Estrategia y territorio: Desconexión entre el centro y las regiones, primarias cuestionadas y obsolescencia en el manejo de redes sociales y medios tradicionales.

Ética y gobernanza: Presencia de elementos corruptos, vanidad y votaciones en el Legislativo y falta de meritocracia en los espacios de decisión.

Organización e institucionalidad: Necesidad urgente de redefinir la formación política, la carnetización y la elección de la dirigencia con miras al próximo congreso. 

Se trata de tres propuestas razonables que pueden debatirse y enmendarse sin dramatismos en el congreso de noviembre. La militancia del Pacto debe aprender a resolver las diferencias de organización, táctica y línea programática sin caer en el espectáculo ni la confrontación destemplada.
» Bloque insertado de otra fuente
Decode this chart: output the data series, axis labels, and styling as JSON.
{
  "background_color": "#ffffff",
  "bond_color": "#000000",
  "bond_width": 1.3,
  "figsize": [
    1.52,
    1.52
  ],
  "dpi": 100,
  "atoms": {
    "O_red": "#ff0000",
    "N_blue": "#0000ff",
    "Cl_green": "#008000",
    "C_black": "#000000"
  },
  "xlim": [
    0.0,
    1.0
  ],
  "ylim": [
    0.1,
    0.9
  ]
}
Normalizar estos debates dentro de los cauces habituales es una asignatura pendiente. Asimismo, conviene evitar una falsa incompatibilidad entre veteranos y jóvenes: se necesitan mutuamente, y escorar el barco hacia un solo lado solo aumenta el riesgo de naufragar. 

Se avecinan tiempos difíciles, con vientos tempestuosos y marejadas que pondrán a prueba nuestra embarcación. Es momento de amarrarse con firmeza, resistir la tormenta y evitar el naufragio. Esta es una tarea colectiva: todo el mundo a su puesto. Aquellos que buscan beneficiarse sin aportar deben ser apartados en el primer puerto para que sigan su propio camino. Es indispensable corregir la singladura del cambio. Contra viento y marea, reformaremos y consolidaremos el Pacto Histórico para ponerlo, verdaderamente, al servicio de Colombia y de su gente.
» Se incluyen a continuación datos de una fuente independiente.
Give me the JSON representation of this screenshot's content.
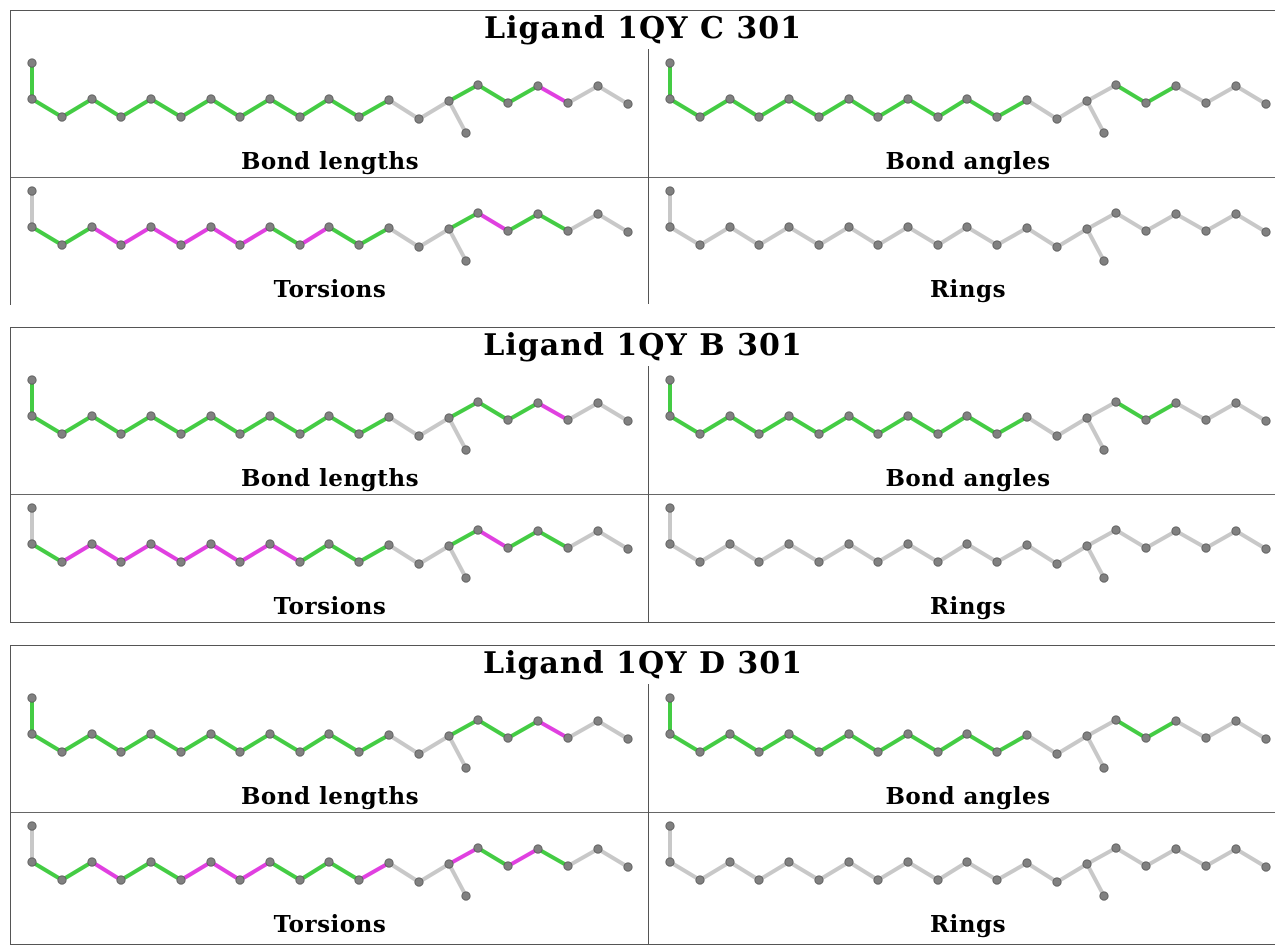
{
  "panel_labels": {
    "bond_lengths": "Bond lengths",
    "bond_angles": "Bond angles",
    "torsions": "Torsions",
    "rings": "Rings"
  },
  "colors": {
    "ok": "#44cc44",
    "outlier": "#e040e0",
    "neutral": "#c8c8c8",
    "atom": "#808080"
  },
  "ligands": [
    {
      "title": "Ligand 1QY C 301",
      "bond_status": {
        "bond_lengths": [
          "ok",
          "ok",
          "ok",
          "ok",
          "ok",
          "ok",
          "ok",
          "ok",
          "ok",
          "ok",
          "ok",
          "ok",
          "ok",
          "neutral",
          "ok",
          "ok",
          "ok",
          "outlier",
          "neutral",
          "neutral"
        ],
        "bond_angles": [
          "ok",
          "ok",
          "ok",
          "ok",
          "ok",
          "ok",
          "ok",
          "ok",
          "ok",
          "ok",
          "ok",
          "ok",
          "ok",
          "neutral",
          "neutral",
          "ok",
          "ok",
          "neutral",
          "neutral",
          "neutral"
        ],
        "torsions": [
          "neutral",
          "ok",
          "ok",
          "outlier",
          "outlier",
          "outlier",
          "outlier",
          "outlier",
          "outlier",
          "ok",
          "outlier",
          "ok",
          "ok",
          "neutral",
          "ok",
          "outlier",
          "ok",
          "ok",
          "neutral",
          "neutral"
        ],
        "rings": [
          "neutral",
          "neutral",
          "neutral",
          "neutral",
          "neutral",
          "neutral",
          "neutral",
          "neutral",
          "neutral",
          "neutral",
          "neutral",
          "neutral",
          "neutral",
          "neutral",
          "neutral",
          "neutral",
          "neutral",
          "neutral",
          "neutral",
          "neutral"
        ]
      }
    },
    {
      "title": "Ligand 1QY B 301",
      "bond_status": {
        "bond_lengths": [
          "ok",
          "ok",
          "ok",
          "ok",
          "ok",
          "ok",
          "ok",
          "ok",
          "ok",
          "ok",
          "ok",
          "ok",
          "ok",
          "neutral",
          "ok",
          "ok",
          "ok",
          "outlier",
          "neutral",
          "neutral"
        ],
        "bond_angles": [
          "ok",
          "ok",
          "ok",
          "ok",
          "ok",
          "ok",
          "ok",
          "ok",
          "ok",
          "ok",
          "ok",
          "ok",
          "ok",
          "neutral",
          "neutral",
          "ok",
          "ok",
          "neutral",
          "neutral",
          "neutral"
        ],
        "torsions": [
          "neutral",
          "ok",
          "outlier",
          "outlier",
          "outlier",
          "outlier",
          "outlier",
          "outlier",
          "outlier",
          "outlier",
          "ok",
          "ok",
          "ok",
          "neutral",
          "ok",
          "outlier",
          "ok",
          "ok",
          "neutral",
          "neutral"
        ],
        "rings": [
          "neutral",
          "neutral",
          "neutral",
          "neutral",
          "neutral",
          "neutral",
          "neutral",
          "neutral",
          "neutral",
          "neutral",
          "neutral",
          "neutral",
          "neutral",
          "neutral",
          "neutral",
          "neutral",
          "neutral",
          "neutral",
          "neutral",
          "neutral"
        ]
      }
    },
    {
      "title": "Ligand 1QY D 301",
      "bond_status": {
        "bond_lengths": [
          "ok",
          "ok",
          "ok",
          "ok",
          "ok",
          "ok",
          "ok",
          "ok",
          "ok",
          "ok",
          "ok",
          "ok",
          "ok",
          "neutral",
          "ok",
          "ok",
          "ok",
          "outlier",
          "neutral",
          "neutral"
        ],
        "bond_angles": [
          "ok",
          "ok",
          "ok",
          "ok",
          "ok",
          "ok",
          "ok",
          "ok",
          "ok",
          "ok",
          "ok",
          "ok",
          "ok",
          "neutral",
          "neutral",
          "ok",
          "ok",
          "neutral",
          "neutral",
          "neutral"
        ],
        "torsions": [
          "neutral",
          "ok",
          "ok",
          "outlier",
          "ok",
          "ok",
          "outlier",
          "outlier",
          "outlier",
          "ok",
          "ok",
          "ok",
          "outlier",
          "neutral",
          "outlier",
          "ok",
          "outlier",
          "ok",
          "neutral",
          "neutral"
        ],
        "rings": [
          "neutral",
          "neutral",
          "neutral",
          "neutral",
          "neutral",
          "neutral",
          "neutral",
          "neutral",
          "neutral",
          "neutral",
          "neutral",
          "neutral",
          "neutral",
          "neutral",
          "neutral",
          "neutral",
          "neutral",
          "neutral",
          "neutral",
          "neutral"
        ]
      }
    }
  ]
}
Apunte uno: A Holman Morris se le puede criticar en diversos frentes, pero es justo reconocer el giro que, junto a su equipo, le dio a RTVC. La televisión y la radio públicas se consolidaron como herramientas clave de información y cohesión en las regiones periféricas. Por ello, veo con buenos ojos su propuesta de articular un canal virtual de apoyo al Pacto Histórico. Tanto los recursos por reposición de votos como una cuota del salario de los congresistas deberían destinarse a fortalecer las comunicaciones, un ámbito en el que aún seguimos en desventaja.

Apunte Dos: Valoro el esfuerzo de la escuela de formación Semilla promovida por Gustavo Bolívar y su equipo, pero la urgencia del Pacto Histórico exige más. El congreso del movimiento debe fundar un centro de pensamiento con personas de alta competencia y desplegar escuelas territoriales —nacionales, regionales y municipales— para la formación continua de la militancia.
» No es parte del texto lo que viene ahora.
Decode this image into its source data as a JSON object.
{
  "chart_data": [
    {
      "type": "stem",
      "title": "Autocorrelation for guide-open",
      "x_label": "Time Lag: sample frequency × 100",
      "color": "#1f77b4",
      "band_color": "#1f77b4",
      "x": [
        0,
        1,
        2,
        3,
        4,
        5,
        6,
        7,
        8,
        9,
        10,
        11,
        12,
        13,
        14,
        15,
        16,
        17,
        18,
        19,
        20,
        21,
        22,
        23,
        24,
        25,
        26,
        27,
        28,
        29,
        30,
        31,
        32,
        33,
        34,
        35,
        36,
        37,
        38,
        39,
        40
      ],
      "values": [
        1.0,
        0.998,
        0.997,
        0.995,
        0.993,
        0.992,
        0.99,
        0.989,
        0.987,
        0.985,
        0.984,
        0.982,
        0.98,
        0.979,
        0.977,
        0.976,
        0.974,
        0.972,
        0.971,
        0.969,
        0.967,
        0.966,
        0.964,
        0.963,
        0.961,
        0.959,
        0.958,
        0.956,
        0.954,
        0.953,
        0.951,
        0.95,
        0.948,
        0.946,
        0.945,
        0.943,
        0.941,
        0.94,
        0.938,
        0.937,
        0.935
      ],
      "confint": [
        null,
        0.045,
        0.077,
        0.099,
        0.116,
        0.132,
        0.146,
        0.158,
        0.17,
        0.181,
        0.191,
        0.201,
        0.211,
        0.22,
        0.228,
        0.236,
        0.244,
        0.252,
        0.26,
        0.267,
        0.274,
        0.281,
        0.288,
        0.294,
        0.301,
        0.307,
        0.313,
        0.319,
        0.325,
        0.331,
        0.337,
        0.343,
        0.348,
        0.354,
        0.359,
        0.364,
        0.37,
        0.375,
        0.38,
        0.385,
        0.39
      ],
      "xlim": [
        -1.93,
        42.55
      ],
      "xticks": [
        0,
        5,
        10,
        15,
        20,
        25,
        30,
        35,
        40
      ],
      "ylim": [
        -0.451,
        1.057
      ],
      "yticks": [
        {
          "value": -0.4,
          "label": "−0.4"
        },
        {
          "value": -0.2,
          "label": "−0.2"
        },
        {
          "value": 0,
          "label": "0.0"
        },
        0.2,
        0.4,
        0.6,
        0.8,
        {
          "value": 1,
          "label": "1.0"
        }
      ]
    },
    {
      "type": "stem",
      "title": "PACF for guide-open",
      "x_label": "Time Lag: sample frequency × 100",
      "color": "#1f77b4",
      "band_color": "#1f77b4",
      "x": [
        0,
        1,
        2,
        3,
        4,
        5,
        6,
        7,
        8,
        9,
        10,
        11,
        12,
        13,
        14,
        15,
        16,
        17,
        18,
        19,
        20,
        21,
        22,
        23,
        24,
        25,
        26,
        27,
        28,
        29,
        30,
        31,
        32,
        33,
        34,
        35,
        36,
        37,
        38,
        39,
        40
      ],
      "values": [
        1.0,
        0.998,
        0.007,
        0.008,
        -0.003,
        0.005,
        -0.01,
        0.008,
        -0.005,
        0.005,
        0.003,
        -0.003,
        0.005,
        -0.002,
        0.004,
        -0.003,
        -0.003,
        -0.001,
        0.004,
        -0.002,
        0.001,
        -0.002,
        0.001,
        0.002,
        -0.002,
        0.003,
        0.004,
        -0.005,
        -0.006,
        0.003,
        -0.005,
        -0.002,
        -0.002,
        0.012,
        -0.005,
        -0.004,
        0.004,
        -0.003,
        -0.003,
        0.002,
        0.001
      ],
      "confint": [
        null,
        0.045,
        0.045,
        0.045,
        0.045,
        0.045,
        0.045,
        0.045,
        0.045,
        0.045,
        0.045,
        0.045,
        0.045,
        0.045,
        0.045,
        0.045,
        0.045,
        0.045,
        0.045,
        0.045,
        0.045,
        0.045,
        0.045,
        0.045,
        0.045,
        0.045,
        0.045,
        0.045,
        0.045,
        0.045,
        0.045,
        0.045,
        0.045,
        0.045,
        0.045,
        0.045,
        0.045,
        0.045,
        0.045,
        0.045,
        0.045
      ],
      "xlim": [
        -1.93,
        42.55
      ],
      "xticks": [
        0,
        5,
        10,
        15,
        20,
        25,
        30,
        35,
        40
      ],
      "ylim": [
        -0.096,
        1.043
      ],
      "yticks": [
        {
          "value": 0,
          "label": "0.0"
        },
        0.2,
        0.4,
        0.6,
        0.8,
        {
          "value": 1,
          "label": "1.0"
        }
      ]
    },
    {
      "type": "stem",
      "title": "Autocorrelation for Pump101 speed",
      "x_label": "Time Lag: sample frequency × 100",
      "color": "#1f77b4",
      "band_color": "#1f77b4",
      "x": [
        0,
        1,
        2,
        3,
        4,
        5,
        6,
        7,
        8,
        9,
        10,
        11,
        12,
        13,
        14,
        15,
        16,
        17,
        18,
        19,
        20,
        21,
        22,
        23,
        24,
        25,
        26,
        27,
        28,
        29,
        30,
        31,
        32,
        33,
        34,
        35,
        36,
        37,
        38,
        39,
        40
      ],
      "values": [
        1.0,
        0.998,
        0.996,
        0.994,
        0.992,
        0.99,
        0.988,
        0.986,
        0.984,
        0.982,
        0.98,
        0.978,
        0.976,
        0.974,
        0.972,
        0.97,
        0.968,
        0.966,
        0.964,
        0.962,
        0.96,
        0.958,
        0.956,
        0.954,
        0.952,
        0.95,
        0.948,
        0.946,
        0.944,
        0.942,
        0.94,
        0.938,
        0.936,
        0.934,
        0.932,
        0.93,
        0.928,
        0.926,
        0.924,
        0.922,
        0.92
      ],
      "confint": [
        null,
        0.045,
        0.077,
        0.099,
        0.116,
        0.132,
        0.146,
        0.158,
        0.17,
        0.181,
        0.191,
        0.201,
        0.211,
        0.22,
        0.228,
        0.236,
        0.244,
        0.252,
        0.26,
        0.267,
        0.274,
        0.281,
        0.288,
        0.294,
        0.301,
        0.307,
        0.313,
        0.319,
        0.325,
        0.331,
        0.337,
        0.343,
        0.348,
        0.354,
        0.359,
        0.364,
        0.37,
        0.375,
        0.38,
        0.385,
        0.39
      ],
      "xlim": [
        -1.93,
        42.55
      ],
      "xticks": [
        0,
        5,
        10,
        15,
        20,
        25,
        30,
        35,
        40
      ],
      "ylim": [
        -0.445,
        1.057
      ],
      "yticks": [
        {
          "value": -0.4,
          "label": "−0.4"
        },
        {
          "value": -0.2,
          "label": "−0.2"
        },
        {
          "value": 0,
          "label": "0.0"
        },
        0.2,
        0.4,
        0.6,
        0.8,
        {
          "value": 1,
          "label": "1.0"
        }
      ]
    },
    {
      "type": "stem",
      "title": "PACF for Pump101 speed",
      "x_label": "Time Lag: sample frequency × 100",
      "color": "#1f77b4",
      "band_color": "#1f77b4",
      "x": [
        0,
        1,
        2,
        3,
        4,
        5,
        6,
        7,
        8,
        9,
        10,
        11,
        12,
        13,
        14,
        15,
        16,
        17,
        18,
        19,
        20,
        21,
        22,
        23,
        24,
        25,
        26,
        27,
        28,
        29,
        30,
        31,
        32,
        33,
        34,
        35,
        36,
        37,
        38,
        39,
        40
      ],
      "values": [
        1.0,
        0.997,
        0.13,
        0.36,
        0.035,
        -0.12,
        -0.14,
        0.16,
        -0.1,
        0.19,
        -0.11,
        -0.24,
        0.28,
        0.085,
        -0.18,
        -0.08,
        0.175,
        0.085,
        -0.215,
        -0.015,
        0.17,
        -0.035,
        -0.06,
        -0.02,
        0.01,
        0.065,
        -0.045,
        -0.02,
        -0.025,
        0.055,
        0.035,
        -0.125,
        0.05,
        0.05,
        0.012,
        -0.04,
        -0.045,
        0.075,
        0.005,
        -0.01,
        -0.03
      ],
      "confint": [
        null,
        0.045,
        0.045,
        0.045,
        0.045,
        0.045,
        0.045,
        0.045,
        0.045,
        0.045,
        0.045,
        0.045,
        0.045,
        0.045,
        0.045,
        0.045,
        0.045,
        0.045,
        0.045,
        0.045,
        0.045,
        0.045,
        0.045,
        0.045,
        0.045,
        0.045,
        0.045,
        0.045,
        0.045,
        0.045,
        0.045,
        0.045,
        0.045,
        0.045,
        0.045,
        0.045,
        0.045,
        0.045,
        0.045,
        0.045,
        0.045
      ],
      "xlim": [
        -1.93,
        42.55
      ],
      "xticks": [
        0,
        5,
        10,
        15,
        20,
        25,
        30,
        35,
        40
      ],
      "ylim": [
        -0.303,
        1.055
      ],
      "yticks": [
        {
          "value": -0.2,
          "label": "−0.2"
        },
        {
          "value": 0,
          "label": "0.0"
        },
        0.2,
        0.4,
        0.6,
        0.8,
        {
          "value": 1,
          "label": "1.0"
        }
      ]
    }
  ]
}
RecomendaciónEl ser querido, el filme dirigido por Rodrigo Sorogoyen y protagonizado por Javier Bardem y Victoria Luengo, se despliega como una verdadera oda al cine. En ella, Bardem no solo firma una interpretación magistral, sino que además se posiciona con valentía sobre la causa saharaui. Su fascinante juego del cine dentro del cine la convierte en una candidata de peso para alzarse con el Oscar a la mejor película internacional.